Tsiganes du brouillard 8 - L'Etoile de Matuya

 



VIII. L’Etoile de Matuya

 Le ciel était devenu noir. Seuls brillaient, au-dessus de la roulotte, les flammes d’un regard mauvais et d’une gueule monstrueuse qui s’apprêtait à engloutir les seuls êtres vivants assez fous pour violer le domaine du Priculitsch. Yanna avait renoncé à appeler à l’aide les enfants de la fée Taksa. Ses longs cheveux de jais pendaient lamentablement le long de son visage en pleurs. C’est alors que Tchin-Tchin aperçut l’étincelle. « Ce reflet, s’écria-t-il, je le reconnais. Pas de doute possible ! » Il aiguisa son regard et finit par distinguer des centaines de minuscules étoiles parsemées sur la chevelure de Yanna. Il en approcha sa grosse main velue et, choisissant quelques mèches où les étoiles étaient les plus nombreuses, les arracha d’un coup sans prévenir Yanna qui, surprise, poussa un bref cri de douleur. « Tu es devenu fou ? s’emporta-t-elle. Qu’est-ce qui te prend ?

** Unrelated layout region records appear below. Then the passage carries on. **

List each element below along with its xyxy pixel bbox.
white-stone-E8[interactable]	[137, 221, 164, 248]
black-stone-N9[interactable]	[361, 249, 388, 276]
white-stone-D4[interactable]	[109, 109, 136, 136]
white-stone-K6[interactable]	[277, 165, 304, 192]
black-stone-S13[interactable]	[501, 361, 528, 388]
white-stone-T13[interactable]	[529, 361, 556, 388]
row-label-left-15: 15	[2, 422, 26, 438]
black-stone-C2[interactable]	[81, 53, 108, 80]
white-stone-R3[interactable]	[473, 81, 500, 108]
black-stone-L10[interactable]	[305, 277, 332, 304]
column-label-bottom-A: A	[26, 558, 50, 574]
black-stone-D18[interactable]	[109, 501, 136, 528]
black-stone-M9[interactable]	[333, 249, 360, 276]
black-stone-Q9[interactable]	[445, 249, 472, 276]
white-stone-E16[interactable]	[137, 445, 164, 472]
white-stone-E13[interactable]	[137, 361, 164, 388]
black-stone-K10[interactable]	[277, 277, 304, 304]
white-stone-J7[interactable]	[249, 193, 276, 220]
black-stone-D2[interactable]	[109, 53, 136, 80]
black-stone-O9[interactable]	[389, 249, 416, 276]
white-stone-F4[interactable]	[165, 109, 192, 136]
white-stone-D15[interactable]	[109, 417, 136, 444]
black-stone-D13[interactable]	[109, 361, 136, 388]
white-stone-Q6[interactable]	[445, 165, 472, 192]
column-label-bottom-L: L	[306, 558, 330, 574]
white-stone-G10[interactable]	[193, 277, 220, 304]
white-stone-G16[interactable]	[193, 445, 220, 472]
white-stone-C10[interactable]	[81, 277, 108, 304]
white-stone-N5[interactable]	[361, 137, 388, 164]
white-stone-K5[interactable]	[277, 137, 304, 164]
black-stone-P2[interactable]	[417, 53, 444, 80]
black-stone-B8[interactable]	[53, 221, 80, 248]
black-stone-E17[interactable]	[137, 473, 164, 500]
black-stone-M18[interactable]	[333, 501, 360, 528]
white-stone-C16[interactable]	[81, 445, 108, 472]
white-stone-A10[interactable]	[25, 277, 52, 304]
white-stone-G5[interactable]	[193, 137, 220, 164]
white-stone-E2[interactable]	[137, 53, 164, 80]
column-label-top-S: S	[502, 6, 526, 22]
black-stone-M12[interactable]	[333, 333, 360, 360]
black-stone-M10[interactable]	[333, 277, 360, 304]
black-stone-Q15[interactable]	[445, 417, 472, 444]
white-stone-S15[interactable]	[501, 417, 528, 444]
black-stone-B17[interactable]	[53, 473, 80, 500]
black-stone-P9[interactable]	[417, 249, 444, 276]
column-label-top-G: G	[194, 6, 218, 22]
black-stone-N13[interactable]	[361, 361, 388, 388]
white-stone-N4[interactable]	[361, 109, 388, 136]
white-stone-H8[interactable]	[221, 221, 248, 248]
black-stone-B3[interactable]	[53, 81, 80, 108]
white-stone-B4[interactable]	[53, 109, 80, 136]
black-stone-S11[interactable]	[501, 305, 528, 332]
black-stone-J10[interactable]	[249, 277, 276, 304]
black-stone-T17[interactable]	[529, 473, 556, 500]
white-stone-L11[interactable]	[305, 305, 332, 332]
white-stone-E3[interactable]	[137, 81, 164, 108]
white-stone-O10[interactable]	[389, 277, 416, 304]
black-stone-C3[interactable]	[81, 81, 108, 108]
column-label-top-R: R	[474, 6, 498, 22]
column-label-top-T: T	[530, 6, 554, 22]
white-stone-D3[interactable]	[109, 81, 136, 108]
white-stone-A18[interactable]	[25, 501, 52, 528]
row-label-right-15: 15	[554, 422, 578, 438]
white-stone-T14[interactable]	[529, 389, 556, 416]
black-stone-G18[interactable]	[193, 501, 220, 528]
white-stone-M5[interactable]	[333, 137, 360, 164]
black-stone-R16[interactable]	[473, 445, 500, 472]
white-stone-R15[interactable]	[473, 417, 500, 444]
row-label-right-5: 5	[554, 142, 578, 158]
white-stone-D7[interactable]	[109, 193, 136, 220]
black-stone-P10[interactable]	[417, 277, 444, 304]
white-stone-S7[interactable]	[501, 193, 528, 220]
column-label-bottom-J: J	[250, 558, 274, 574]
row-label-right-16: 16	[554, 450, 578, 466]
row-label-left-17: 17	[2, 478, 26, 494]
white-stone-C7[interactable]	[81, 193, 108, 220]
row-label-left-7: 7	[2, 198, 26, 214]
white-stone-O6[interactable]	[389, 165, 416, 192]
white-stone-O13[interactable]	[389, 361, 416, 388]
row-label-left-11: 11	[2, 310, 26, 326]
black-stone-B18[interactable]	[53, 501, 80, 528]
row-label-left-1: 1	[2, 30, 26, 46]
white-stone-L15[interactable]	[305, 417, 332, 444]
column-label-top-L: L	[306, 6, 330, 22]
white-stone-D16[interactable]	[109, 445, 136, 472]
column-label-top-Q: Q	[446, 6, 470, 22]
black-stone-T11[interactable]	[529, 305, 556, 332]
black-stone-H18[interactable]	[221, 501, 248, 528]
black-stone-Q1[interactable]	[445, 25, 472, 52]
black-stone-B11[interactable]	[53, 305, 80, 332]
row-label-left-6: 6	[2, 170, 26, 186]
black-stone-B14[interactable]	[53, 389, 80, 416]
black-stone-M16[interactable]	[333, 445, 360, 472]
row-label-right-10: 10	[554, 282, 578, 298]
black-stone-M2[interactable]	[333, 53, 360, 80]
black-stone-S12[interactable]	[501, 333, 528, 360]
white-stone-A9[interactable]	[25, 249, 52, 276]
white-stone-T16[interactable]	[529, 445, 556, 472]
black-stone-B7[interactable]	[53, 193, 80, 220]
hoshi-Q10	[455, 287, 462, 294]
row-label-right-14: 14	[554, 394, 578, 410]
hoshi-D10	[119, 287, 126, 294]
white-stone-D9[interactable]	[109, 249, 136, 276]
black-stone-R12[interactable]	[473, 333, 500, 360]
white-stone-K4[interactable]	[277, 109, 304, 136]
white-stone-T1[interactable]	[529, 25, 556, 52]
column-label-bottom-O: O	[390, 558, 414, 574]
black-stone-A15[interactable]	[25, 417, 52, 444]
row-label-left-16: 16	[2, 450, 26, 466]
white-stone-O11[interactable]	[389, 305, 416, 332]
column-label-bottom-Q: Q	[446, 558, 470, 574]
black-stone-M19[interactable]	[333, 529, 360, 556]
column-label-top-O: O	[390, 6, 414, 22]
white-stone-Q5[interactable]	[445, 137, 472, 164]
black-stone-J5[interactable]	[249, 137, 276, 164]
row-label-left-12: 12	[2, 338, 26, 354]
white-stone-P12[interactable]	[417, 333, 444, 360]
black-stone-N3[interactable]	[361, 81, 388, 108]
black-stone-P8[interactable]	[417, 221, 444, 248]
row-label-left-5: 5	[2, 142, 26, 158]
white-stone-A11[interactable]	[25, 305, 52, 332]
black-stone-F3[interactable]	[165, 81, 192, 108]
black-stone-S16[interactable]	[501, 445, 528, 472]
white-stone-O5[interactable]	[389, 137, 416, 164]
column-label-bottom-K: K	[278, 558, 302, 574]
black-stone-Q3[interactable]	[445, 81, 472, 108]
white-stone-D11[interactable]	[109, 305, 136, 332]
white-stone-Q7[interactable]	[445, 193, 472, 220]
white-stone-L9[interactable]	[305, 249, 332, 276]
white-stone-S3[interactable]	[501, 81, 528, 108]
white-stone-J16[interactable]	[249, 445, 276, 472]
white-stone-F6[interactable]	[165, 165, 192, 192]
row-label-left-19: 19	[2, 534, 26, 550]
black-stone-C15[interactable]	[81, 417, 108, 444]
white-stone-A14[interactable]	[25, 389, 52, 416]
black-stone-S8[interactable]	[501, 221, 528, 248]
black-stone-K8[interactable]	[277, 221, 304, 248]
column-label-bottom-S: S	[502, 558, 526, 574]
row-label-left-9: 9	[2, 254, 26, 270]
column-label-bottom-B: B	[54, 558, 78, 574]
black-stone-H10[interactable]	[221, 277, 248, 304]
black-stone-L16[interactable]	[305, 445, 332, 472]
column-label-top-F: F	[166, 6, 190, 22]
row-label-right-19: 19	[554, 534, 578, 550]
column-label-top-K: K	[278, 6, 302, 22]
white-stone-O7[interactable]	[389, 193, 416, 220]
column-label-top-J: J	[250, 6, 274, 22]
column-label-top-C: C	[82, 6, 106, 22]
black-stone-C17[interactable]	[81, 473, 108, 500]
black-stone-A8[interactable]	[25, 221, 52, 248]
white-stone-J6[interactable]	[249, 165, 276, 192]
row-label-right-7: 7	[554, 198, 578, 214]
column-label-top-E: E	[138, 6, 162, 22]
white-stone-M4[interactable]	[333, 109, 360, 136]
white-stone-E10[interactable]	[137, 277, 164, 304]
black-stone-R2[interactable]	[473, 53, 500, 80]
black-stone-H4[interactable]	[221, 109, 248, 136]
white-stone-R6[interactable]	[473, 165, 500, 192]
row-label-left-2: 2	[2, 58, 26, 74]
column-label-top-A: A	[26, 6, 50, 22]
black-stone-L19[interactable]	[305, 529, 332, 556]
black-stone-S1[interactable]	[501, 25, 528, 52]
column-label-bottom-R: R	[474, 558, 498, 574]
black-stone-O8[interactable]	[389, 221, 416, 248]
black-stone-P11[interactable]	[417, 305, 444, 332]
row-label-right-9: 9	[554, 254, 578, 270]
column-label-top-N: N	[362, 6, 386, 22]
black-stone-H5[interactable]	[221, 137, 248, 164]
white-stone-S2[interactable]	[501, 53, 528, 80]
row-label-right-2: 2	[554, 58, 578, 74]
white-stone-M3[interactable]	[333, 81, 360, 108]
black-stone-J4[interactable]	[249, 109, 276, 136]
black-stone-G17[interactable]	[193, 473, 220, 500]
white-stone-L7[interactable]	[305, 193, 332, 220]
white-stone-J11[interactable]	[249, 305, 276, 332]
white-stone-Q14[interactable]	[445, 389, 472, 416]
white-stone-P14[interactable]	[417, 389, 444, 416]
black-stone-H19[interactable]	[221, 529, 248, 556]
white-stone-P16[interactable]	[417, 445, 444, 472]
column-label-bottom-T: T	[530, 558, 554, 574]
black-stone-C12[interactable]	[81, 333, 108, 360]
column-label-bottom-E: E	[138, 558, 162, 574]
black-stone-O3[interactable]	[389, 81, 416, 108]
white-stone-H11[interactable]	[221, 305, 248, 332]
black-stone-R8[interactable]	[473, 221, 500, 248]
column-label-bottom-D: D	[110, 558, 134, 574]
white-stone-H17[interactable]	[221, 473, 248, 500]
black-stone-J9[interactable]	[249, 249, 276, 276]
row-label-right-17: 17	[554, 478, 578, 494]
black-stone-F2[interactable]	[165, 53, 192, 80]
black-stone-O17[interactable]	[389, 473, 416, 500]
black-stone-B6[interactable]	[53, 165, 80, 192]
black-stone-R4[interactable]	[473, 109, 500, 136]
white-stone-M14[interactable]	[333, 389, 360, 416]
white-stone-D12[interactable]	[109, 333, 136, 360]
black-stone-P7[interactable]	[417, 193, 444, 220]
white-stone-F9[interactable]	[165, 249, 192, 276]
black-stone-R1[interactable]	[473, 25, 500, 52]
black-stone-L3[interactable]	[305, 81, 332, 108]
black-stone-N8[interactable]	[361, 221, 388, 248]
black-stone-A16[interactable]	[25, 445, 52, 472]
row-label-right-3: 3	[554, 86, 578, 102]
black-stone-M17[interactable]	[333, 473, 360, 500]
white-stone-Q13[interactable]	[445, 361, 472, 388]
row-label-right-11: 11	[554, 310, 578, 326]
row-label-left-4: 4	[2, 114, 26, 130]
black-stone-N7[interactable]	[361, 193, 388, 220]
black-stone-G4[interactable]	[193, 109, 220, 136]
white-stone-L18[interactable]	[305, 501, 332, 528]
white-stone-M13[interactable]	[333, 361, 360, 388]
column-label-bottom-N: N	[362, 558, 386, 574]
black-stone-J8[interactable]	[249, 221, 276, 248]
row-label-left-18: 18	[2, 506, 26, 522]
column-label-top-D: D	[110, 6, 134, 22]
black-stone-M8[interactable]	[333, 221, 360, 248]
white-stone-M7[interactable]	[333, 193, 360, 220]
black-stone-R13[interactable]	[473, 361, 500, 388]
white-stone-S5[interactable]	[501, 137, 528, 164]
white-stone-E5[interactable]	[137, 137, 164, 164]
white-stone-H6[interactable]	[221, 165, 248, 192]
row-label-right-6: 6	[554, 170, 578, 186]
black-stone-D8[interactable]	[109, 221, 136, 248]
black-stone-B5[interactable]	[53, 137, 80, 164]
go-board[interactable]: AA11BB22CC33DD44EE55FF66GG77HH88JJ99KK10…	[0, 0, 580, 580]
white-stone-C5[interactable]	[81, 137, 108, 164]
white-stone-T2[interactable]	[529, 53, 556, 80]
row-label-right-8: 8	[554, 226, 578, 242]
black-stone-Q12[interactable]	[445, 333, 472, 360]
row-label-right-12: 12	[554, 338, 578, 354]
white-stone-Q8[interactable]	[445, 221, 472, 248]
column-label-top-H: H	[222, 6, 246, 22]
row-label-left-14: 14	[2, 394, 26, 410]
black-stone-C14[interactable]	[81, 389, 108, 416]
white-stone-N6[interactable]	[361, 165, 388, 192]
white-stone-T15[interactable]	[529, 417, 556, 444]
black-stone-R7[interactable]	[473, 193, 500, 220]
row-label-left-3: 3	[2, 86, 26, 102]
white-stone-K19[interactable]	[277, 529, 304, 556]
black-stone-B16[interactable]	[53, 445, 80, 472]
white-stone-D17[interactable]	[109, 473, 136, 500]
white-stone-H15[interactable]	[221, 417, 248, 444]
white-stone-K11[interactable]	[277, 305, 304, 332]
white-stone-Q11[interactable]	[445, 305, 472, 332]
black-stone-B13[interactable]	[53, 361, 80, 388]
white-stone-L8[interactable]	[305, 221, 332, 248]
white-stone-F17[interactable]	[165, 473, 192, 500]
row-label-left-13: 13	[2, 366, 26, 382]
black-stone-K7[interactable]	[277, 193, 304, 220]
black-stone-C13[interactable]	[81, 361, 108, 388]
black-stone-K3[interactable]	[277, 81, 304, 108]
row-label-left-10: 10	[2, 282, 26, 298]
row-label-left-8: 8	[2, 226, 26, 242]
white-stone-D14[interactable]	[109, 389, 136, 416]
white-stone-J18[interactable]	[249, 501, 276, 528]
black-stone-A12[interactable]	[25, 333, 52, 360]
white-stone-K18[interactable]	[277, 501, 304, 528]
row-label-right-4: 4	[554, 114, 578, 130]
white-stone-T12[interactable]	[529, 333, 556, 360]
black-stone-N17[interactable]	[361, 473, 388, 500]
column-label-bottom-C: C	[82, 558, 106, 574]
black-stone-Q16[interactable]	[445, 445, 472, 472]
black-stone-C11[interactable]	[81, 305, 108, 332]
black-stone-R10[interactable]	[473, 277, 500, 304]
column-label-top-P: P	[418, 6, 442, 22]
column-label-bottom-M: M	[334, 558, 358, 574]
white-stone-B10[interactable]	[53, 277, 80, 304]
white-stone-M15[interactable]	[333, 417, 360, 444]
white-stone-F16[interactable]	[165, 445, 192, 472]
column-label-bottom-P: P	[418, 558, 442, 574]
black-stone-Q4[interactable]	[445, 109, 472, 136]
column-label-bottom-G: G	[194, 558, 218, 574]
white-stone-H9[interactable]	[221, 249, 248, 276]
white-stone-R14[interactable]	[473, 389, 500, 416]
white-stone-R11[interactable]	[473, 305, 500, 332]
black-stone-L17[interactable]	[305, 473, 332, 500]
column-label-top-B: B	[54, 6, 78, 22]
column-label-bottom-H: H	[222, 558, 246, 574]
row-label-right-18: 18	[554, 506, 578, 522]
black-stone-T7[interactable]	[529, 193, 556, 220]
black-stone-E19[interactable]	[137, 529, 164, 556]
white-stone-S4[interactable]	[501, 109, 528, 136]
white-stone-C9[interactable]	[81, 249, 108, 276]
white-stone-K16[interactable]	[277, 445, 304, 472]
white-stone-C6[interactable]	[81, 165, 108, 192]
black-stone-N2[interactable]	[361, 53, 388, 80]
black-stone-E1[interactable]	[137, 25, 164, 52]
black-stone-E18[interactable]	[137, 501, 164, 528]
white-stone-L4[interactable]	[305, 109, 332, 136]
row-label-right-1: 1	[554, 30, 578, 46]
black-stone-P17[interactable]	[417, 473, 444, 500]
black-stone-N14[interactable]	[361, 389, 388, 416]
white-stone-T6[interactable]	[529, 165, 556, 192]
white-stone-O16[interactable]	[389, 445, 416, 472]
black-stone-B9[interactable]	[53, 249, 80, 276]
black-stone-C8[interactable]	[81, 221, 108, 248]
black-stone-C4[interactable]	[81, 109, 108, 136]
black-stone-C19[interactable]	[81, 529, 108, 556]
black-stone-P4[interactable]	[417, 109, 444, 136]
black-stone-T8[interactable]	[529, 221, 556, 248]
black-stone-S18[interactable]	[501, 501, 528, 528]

-Plus tard, répondit Tchin-Tchin d’un ton qui ne souffrait aucune réplique. Fais-moi confiance ! Pour l’instant, il y a mieux à faire que geindre ! »

Le marais était tout entier envahi d’arbres sombres qui faisaient atrocement grincer leurs branches griffues. Tel un rapace surgi des abîmes, le Priculitsch  lançait ses maléfiques serres à l’assaut des intrus qu’il voulait punir. Une branche coupante s’abattit non loin de Sara. Une autre faillit broyer Nanosh. Indifférent au chaos qui se déchaînait, Tchin-Tchin déposa délicatement les mèches de Yanna dans la paume de sa main gauche, inspira longuement et souffla le plus fort qu’il put sur les fragiles cheveux qui s’envolèrent ensemble, en apparence guidés par les toutes petites étoiles. Avec légèreté, ils parvinrent jusqu’à la gueule du Priculitsch qui les avala d’un trait. Un profond silence se fit qui sembla durer des heures. Mais quelques secondes plus tard, un cri retentit. Tellement épouvantable que les Ursitori durent porter leurs mains sur leurs oreilles pour ne pas défaillir. Et ce fut comme si le monde explosait. Des morceaux de ciel se brisèrent comme verre et s’effondrèrent sur les arbres griffus qu’ils découpèrent en fines lamelles de suie bientôt englouties dans la brume du marais. Du Priculitsch, il ne restait plus rien !

« Le voilà reparti dans son royaume infernal, triompha Tchin-Tchin en soufflant avec douceur sur la dernière petite étoile qu’il tenait entre le pouce et l’index. Regarde-bien, Yanna. Tu vas maintenant recevoir un cadeau. » Zigzagant jusqu’à la fillette, l’étoile vint se poser juste au-dessous de sa paupière droite, l’ornant d’un étincelant bijou désormais indélébile. Machinalement, Yanna toucha l’endroit où l’étoile s’était posée et en éprouva un immense bien être.

« C’est la marque de Taksa, sourit Tchin-Tchin. La fée ne t’a pas tout dit…Lorsque tu étais sans connaissance pendant la nuit du deuil, elle t’a longuement caressé les cheveux, leur donnant quelques pouvoirs magiques qu’elle avait reçus de sa mère Matuya. Dorénavant, lorsqu’un mauvais esprit te menacera, ta chevelure donnera naissance à des lumières protectrices dont la forme rendra hommage à l’astre qui vit naître la reine des bonnes fées : l’étoile de Matuya !

-C’est bien joli, répondit Yanna peu impressionnée, mais tu m’as fait mal en m’arrachant les cheveux ! Tu n’es vraiment pas gentil ! »

Tchin-Tchin ne releva pas le reproche d’une fillette qui, par cette réaction enfantine, cherchait à échapper à la folie d’un monde où elle risquait, elle aussi, de sombrer. La brume s’était levée et là-bas, au bout du marais, était apparu  l’horizon d’un bois familier à des générations de tchignomanush. « Enfin, nous y sommes, soupira Tchin-Tchin. Nous allons pouvoir nous reposer un peu ! » En reprenant la route, personne ne remarqua la petite créature jaunâtre qui sortit d’un buisson et vint s’agripper  sous la roulotte.